From an impressive 50% increase in income to raising $20 million, ASIC is firing on all cylinders, but what does all this mean for the reinsurance industry? Underwriting excellence and a fierce commitment to quality, according to Barder.
“We have had an amazing year and achieved so many key milestones in 2024,” she summarised.
Among the company’s standout accomplishments is the acquisition of the Pinpoint platform, led by Brad Sickinger and backed by Mary McKay, which it believes will set the stage for solid growth this year.
But that’s not all. The company also expanded its footprint with a major push into the London market.
“We’ve launched the London initiative headed by Darren Powell,” Barder explained, adding that Powell isn’t just a seasoned pro but a true powerhouse in the London market, with connections that open doors and build relationships that last.
“He is supported by Shaun Packman, another market veteran,” Barder added.
Together, they’ll elevate ASIC’s profile in London, the strategic hub for reinsurance talent.
In addition to the London office, ASIC also opened an office in New York, appointed Steve Matthews as group CFO, and secured $20 million in funding from Veritex Bank, a Texas based bank.
Then, to top it all off, ASIC’s AM Best A- investment-grade rating was reconfirmed for 2025, putting the company in prime position to continue its rapid growth.
“We aren't chasing fees. We believe in a balance sheet.”
Underwriting first: The ASIC philosophy
What sets ASIC apart in a crowded marketplace? For Barder, the answer is clear: “It’s our underwriting-first ethos.”
This commitment to relationship building, technical expertise and high-quality business is at the heart of its success, because the company isn’t interested in quick wins.
“We are not interested in volume. We really like to focus on the technical aspects of underwriting,” she emphasised.
“Claims management is equally as important,” Barder said, highlighting that ASIC’s ability to handle claims efficiently was crucial to its business model.
“We also like to empower our partners to excel and achieve their best and work with them over the long term.”
This commitment to a comprehensive underwriting approach, paired with ASIC’s privately-owned status, gives it the autonomy to make quick decisions and deliver on promises.
“We aren't chasing fees. We believe in a balance sheet.
“Somebody has to hold the baby at the end of the day,” Barder quipped, “and ASIC is more than happy to take on that responsibility”.
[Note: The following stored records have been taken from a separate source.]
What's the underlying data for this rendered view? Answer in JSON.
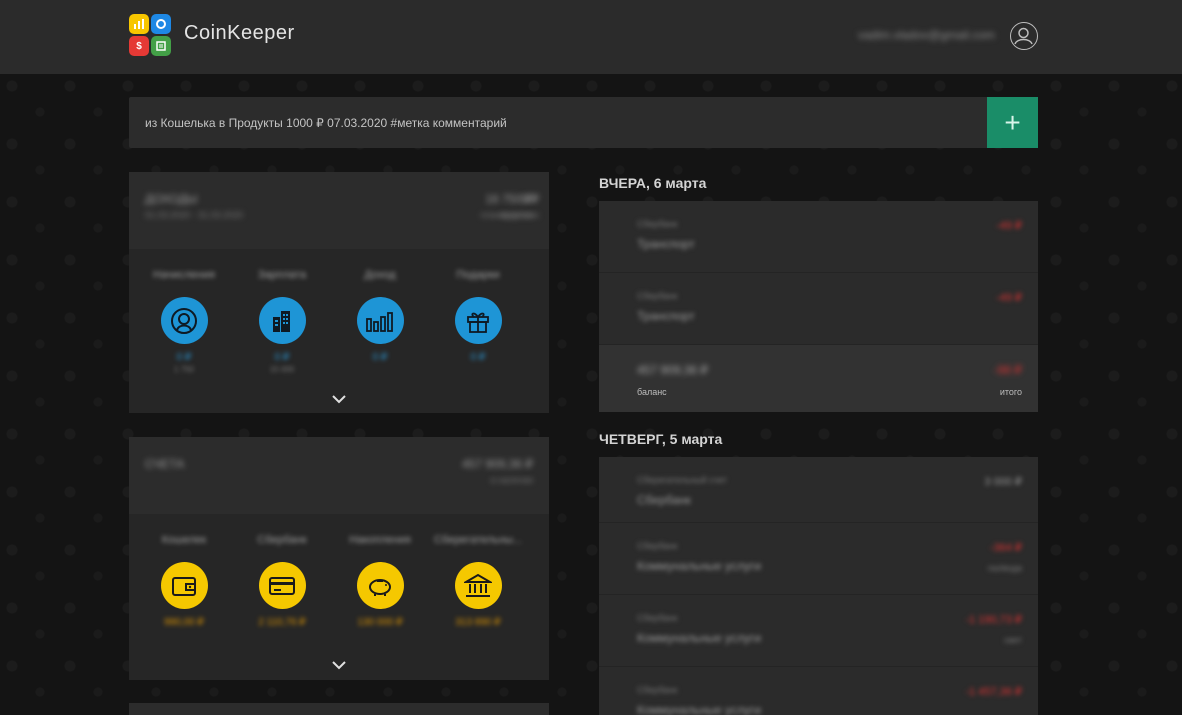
{
  "header": {
    "brand": "CoinKeeper",
    "email": "vadim.vladov@gmail.com"
  },
  "quick_add": {
    "placeholder": "из Кошелька в Продукты 1000 ₽ 07.03.2020 #метка комментарий",
    "add_symbol": "+"
  },
  "income_panel": {
    "title": "ДОХОДЫ",
    "period": "01.03.2020 - 31.03.2020",
    "value1": "0 ₽",
    "value1_label": "получено",
    "value2": "16 750 ₽",
    "value2_label": "планируется",
    "items": [
      {
        "name": "Начисления",
        "value": "0 ₽",
        "sub": "1 750"
      },
      {
        "name": "Зарплата",
        "value": "0 ₽",
        "sub": "15 000"
      },
      {
        "name": "Доход",
        "value": "0 ₽",
        "sub": ""
      },
      {
        "name": "Подарки",
        "value": "0 ₽",
        "sub": ""
      }
    ]
  },
  "accounts_panel": {
    "title": "СЧЕТА",
    "value": "457 909,36 ₽",
    "value_label": "в наличии",
    "items": [
      {
        "name": "Кошелек",
        "value": "990,00 ₽"
      },
      {
        "name": "Сбербанк",
        "value": "2 110,76 ₽"
      },
      {
        "name": "Накопления",
        "value": "130 000 ₽"
      },
      {
        "name": "Сберегательны...",
        "value": "313 890 ₽"
      }
    ]
  },
  "feed": {
    "days": [
      {
        "heading": "ВЧЕРА, 6 марта",
        "transactions": [
          {
            "from": "Сбербанк",
            "to": "Транспорт",
            "amount": "-49 ₽",
            "tag": ""
          },
          {
            "from": "Сбербанк",
            "to": "Транспорт",
            "amount": "-49 ₽",
            "tag": ""
          }
        ],
        "summary": {
          "balance": "457 909,36 ₽",
          "balance_label": "баланс",
          "total": "-98 ₽",
          "total_label": "итого"
        }
      },
      {
        "heading": "ЧЕТВЕРГ, 5 марта",
        "transactions": [
          {
            "from": "Сберегательный счет",
            "to": "Сбербанк",
            "amount": "3 000 ₽",
            "tag": ""
          },
          {
            "from": "Сбербанк",
            "to": "Коммунальные услуги",
            "amount": "-364 ₽",
            "tag": "газ/вода"
          },
          {
            "from": "Сбербанк",
            "to": "Коммунальные услуги",
            "amount": "-1 190,73 ₽",
            "tag": "свет"
          },
          {
            "from": "Сбербанк",
            "to": "Коммунальные услуги",
            "amount": "-1 457,36 ₽",
            "tag": ""
          }
        ]
      }
    ]
  },
  "colors": {
    "accent_green": "#1a8d68",
    "income_blue": "#1e95d6",
    "account_yellow": "#f5c800",
    "expense_red": "#d33333"
  }
}
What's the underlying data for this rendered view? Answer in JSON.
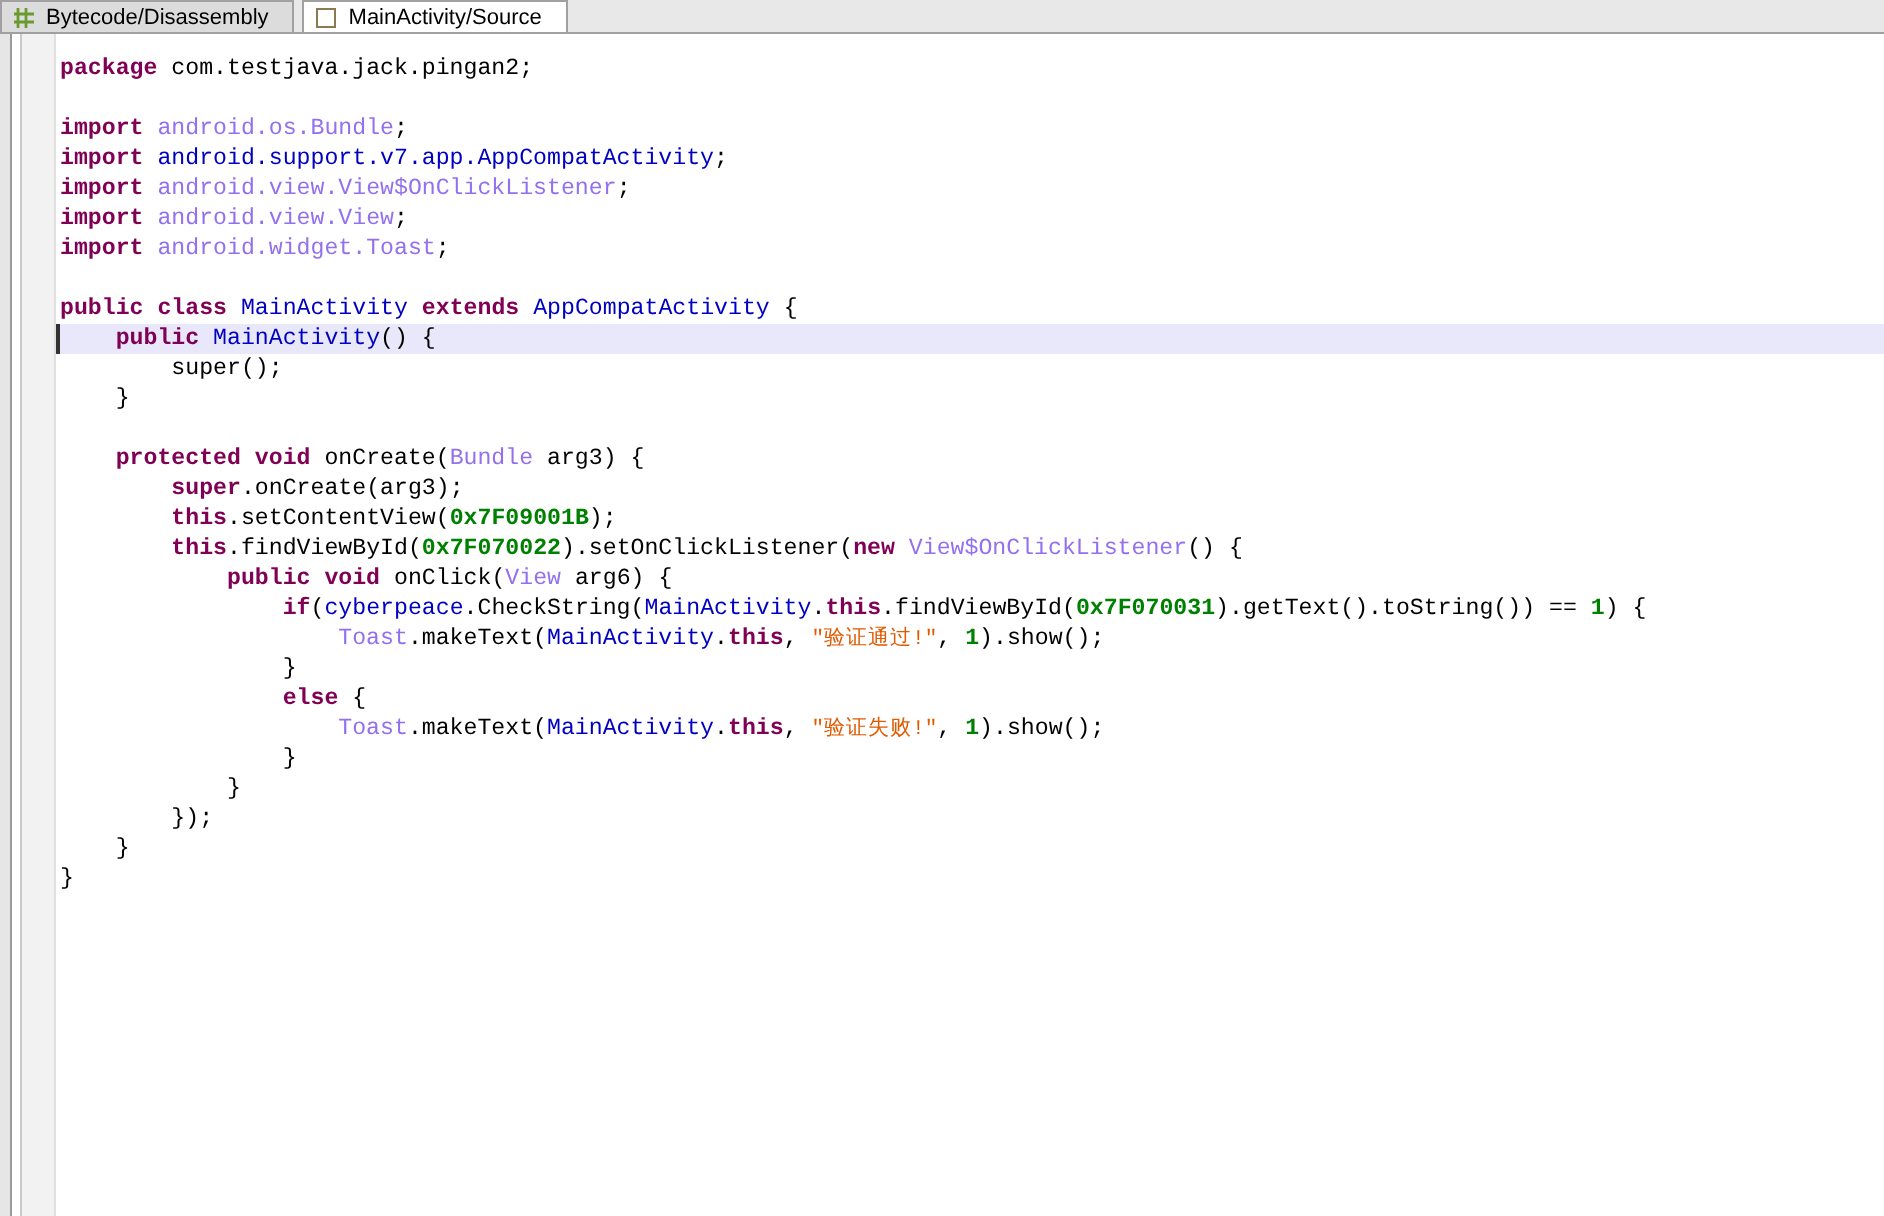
{
  "tabs": [
    {
      "label": "Bytecode/Disassembly",
      "selected": false,
      "kind": "bytecode"
    },
    {
      "label": "MainActivity/Source",
      "selected": true,
      "kind": "source"
    }
  ],
  "lines": [
    {
      "kind": "code",
      "selected": false,
      "tokens": [
        {
          "kind": "kw",
          "text": "package"
        },
        {
          "kind": "plain",
          "text": " com.testjava.jack.pingan2;"
        }
      ]
    },
    {
      "kind": "blank",
      "selected": false
    },
    {
      "kind": "code",
      "selected": false,
      "tokens": [
        {
          "kind": "kw",
          "text": "import"
        },
        {
          "kind": "type",
          "text": " android.os.Bundle"
        },
        {
          "kind": "plain",
          "text": ";"
        }
      ]
    },
    {
      "kind": "code",
      "selected": false,
      "tokens": [
        {
          "kind": "kw",
          "text": "import"
        },
        {
          "kind": "cls",
          "text": " android.support.v7.app.AppCompatActivity"
        },
        {
          "kind": "plain",
          "text": ";"
        }
      ]
    },
    {
      "kind": "code",
      "selected": false,
      "tokens": [
        {
          "kind": "kw",
          "text": "import"
        },
        {
          "kind": "type",
          "text": " android.view.View$OnClickListener"
        },
        {
          "kind": "plain",
          "text": ";"
        }
      ]
    },
    {
      "kind": "code",
      "selected": false,
      "tokens": [
        {
          "kind": "kw",
          "text": "import"
        },
        {
          "kind": "type",
          "text": " android.view.View"
        },
        {
          "kind": "plain",
          "text": ";"
        }
      ]
    },
    {
      "kind": "code",
      "selected": false,
      "tokens": [
        {
          "kind": "kw",
          "text": "import"
        },
        {
          "kind": "type",
          "text": " android.widget.Toast"
        },
        {
          "kind": "plain",
          "text": ";"
        }
      ]
    },
    {
      "kind": "blank",
      "selected": false
    },
    {
      "kind": "code",
      "selected": false,
      "tokens": [
        {
          "kind": "kw",
          "text": "public class"
        },
        {
          "kind": "cls",
          "text": " MainActivity"
        },
        {
          "kind": "kw",
          "text": " extends"
        },
        {
          "kind": "cls",
          "text": " AppCompatActivity"
        },
        {
          "kind": "plain",
          "text": " {"
        }
      ]
    },
    {
      "kind": "code",
      "selected": true,
      "tokens": [
        {
          "kind": "kw",
          "text": "    public"
        },
        {
          "kind": "cls",
          "text": " MainActivity"
        },
        {
          "kind": "plain",
          "text": "() {"
        }
      ]
    },
    {
      "kind": "code",
      "selected": false,
      "tokens": [
        {
          "kind": "plain",
          "text": "        super();"
        }
      ]
    },
    {
      "kind": "code",
      "selected": false,
      "tokens": [
        {
          "kind": "plain",
          "text": "    }"
        }
      ]
    },
    {
      "kind": "blank",
      "selected": false
    },
    {
      "kind": "code",
      "selected": false,
      "tokens": [
        {
          "kind": "kw",
          "text": "    protected void"
        },
        {
          "kind": "plain",
          "text": " onCreate("
        },
        {
          "kind": "type",
          "text": "Bundle"
        },
        {
          "kind": "plain",
          "text": " arg3) {"
        }
      ]
    },
    {
      "kind": "code",
      "selected": false,
      "tokens": [
        {
          "kind": "kw",
          "text": "        super"
        },
        {
          "kind": "plain",
          "text": ".onCreate(arg3);"
        }
      ]
    },
    {
      "kind": "code",
      "selected": false,
      "tokens": [
        {
          "kind": "kw",
          "text": "        this"
        },
        {
          "kind": "plain",
          "text": ".setContentView("
        },
        {
          "kind": "num",
          "text": "0x7F09001B"
        },
        {
          "kind": "plain",
          "text": ");"
        }
      ]
    },
    {
      "kind": "code",
      "selected": false,
      "tokens": [
        {
          "kind": "kw",
          "text": "        this"
        },
        {
          "kind": "plain",
          "text": ".findViewById("
        },
        {
          "kind": "num",
          "text": "0x7F070022"
        },
        {
          "kind": "plain",
          "text": ").setOnClickListener("
        },
        {
          "kind": "kw",
          "text": "new"
        },
        {
          "kind": "type",
          "text": " View$OnClickListener"
        },
        {
          "kind": "plain",
          "text": "() {"
        }
      ]
    },
    {
      "kind": "code",
      "selected": false,
      "tokens": [
        {
          "kind": "kw",
          "text": "            public void"
        },
        {
          "kind": "plain",
          "text": " onClick("
        },
        {
          "kind": "type",
          "text": "View"
        },
        {
          "kind": "plain",
          "text": " arg6) {"
        }
      ]
    },
    {
      "kind": "code",
      "selected": false,
      "tokens": [
        {
          "kind": "kw",
          "text": "                if"
        },
        {
          "kind": "plain",
          "text": "("
        },
        {
          "kind": "cls",
          "text": "cyberpeace"
        },
        {
          "kind": "plain",
          "text": ".CheckString("
        },
        {
          "kind": "cls",
          "text": "MainActivity"
        },
        {
          "kind": "plain",
          "text": "."
        },
        {
          "kind": "kw",
          "text": "this"
        },
        {
          "kind": "plain",
          "text": ".findViewById("
        },
        {
          "kind": "num",
          "text": "0x7F070031"
        },
        {
          "kind": "plain",
          "text": ").getText().toString()) == "
        },
        {
          "kind": "num",
          "text": "1"
        },
        {
          "kind": "plain",
          "text": ") {"
        }
      ]
    },
    {
      "kind": "code",
      "selected": false,
      "tokens": [
        {
          "kind": "type",
          "text": "                    Toast"
        },
        {
          "kind": "plain",
          "text": ".makeText("
        },
        {
          "kind": "cls",
          "text": "MainActivity"
        },
        {
          "kind": "plain",
          "text": "."
        },
        {
          "kind": "kw",
          "text": "this"
        },
        {
          "kind": "plain",
          "text": ", "
        },
        {
          "kind": "str",
          "text": "\"验证通过!\""
        },
        {
          "kind": "plain",
          "text": ", "
        },
        {
          "kind": "num",
          "text": "1"
        },
        {
          "kind": "plain",
          "text": ").show();"
        }
      ]
    },
    {
      "kind": "code",
      "selected": false,
      "tokens": [
        {
          "kind": "plain",
          "text": "                }"
        }
      ]
    },
    {
      "kind": "code",
      "selected": false,
      "tokens": [
        {
          "kind": "kw",
          "text": "                else"
        },
        {
          "kind": "plain",
          "text": " {"
        }
      ]
    },
    {
      "kind": "code",
      "selected": false,
      "tokens": [
        {
          "kind": "type",
          "text": "                    Toast"
        },
        {
          "kind": "plain",
          "text": ".makeText("
        },
        {
          "kind": "cls",
          "text": "MainActivity"
        },
        {
          "kind": "plain",
          "text": "."
        },
        {
          "kind": "kw",
          "text": "this"
        },
        {
          "kind": "plain",
          "text": ", "
        },
        {
          "kind": "str",
          "text": "\"验证失败!\""
        },
        {
          "kind": "plain",
          "text": ", "
        },
        {
          "kind": "num",
          "text": "1"
        },
        {
          "kind": "plain",
          "text": ").show();"
        }
      ]
    },
    {
      "kind": "code",
      "selected": false,
      "tokens": [
        {
          "kind": "plain",
          "text": "                }"
        }
      ]
    },
    {
      "kind": "code",
      "selected": false,
      "tokens": [
        {
          "kind": "plain",
          "text": "            }"
        }
      ]
    },
    {
      "kind": "code",
      "selected": false,
      "tokens": [
        {
          "kind": "plain",
          "text": "        });"
        }
      ]
    },
    {
      "kind": "code",
      "selected": false,
      "tokens": [
        {
          "kind": "plain",
          "text": "    }"
        }
      ]
    },
    {
      "kind": "code",
      "selected": false,
      "tokens": [
        {
          "kind": "plain",
          "text": "}"
        }
      ]
    }
  ]
}
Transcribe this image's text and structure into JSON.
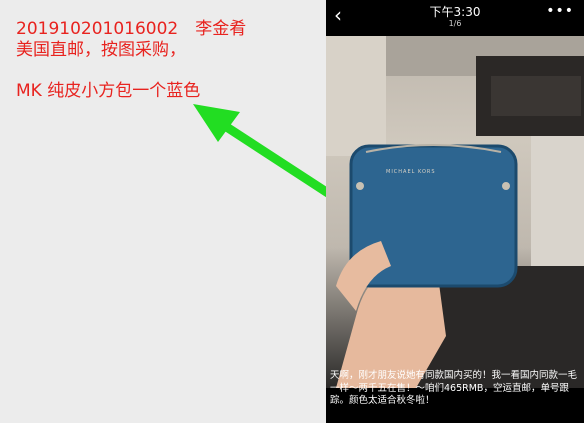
{
  "note": {
    "line1": "201910201016002　李金肴",
    "line2": "美国直邮，按图采购，",
    "line3": "MK 纯皮小方包一个蓝色"
  },
  "phone": {
    "time": "下午3:30",
    "counter": "1/6",
    "more": "•••",
    "caption": "天啊，刚才朋友说她有同款国内买的！我一看国内同款一毛一样～两千五在售！～咱们465RMB，空运直邮，单号跟踪。颜色太适合秋冬啦！",
    "bag_logo": "MICHAEL KORS"
  },
  "colors": {
    "note_text": "#e8231f",
    "arrow": "#22dd22",
    "bag": "#2d6590"
  }
}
Strategic acquisitions: no rush, just quality
Barder is no stranger to acquisitions, but ASIC’s approach is different from many others.
“We’re not in a hurry to make acquisitions, but if we have MGAs that really have that quality of underwriting talent, we’re very interested in bringing them into our Group,” she noted. ASIC is happy to start small if they find a business that fits strategically with its model.
“If we see a small portfolio, we're not deterred. We don’t have a volume quotient that has to be filled,” she said, emphasising the company’s commitment to get decisions right first time and focus on the long-term vision and development.
ASIC’s most recent move – the acquisition of Pinpoint – reflects this philosophy. But acquisitions aren’t everything, as Barder noted: “We will also build our group naturally, organically.”
ASIC’s adaptability in the MGA market has paid off, she feels. “Differentiation and flexibility are really important. It’s about being able to communicate with the people that you’re working with and solve their problems.”
That’s the core of ASIC’s strategy: providing tailored solutions to meet the unique needs of their partners, quickly and effectively; an agility that is crucial in today’s market.
Barder added that this responsiveness built up trust and created “stickiness” in business relationships: if clients feel heard and supported, they’re more likely to stay.
Non-nat cat exposures: a key focus
When it comes to risk, ASIC is laser-focused on non-nat cat exposures, and Barder believes the company’s approach is stronger than ever.
“We look at risk on a technical perspective,” she explained. The company writes “non-nat cat, low-limit, well geographically-spread business”, carefully monitoring each portfolio for performance.
“We’ve stood by that model for a very long time,” says Barder, reaffirming that ASIC’s traditional approach remains effective in today’s market.
Looking immediately ahead, Barder is optimistic. “Rates generally will hold for 2025,” she predicted, noting that inflation would remain a factor in the US, the UK and Europe.
“2025 will be a good year for the market.” However, Barder was clear the landscape wouldn’t be without its challenges, including inflationary pressures and a limited amount of capacity.
Despite this, Barder believes that ASIC’s position within the E&S market provides ample opportunities for continued growth.
As for the broader market, Barder sees discipline as a key factor in the reinsurance industry’s stability.
“You do not see many new players coming into the market, which creates discipline in the market, which is always good.” she observed, and though competition will remain tough, ASIC’s seems very prepared.
As Barder concluded: “We’re about creating a quality-based company.”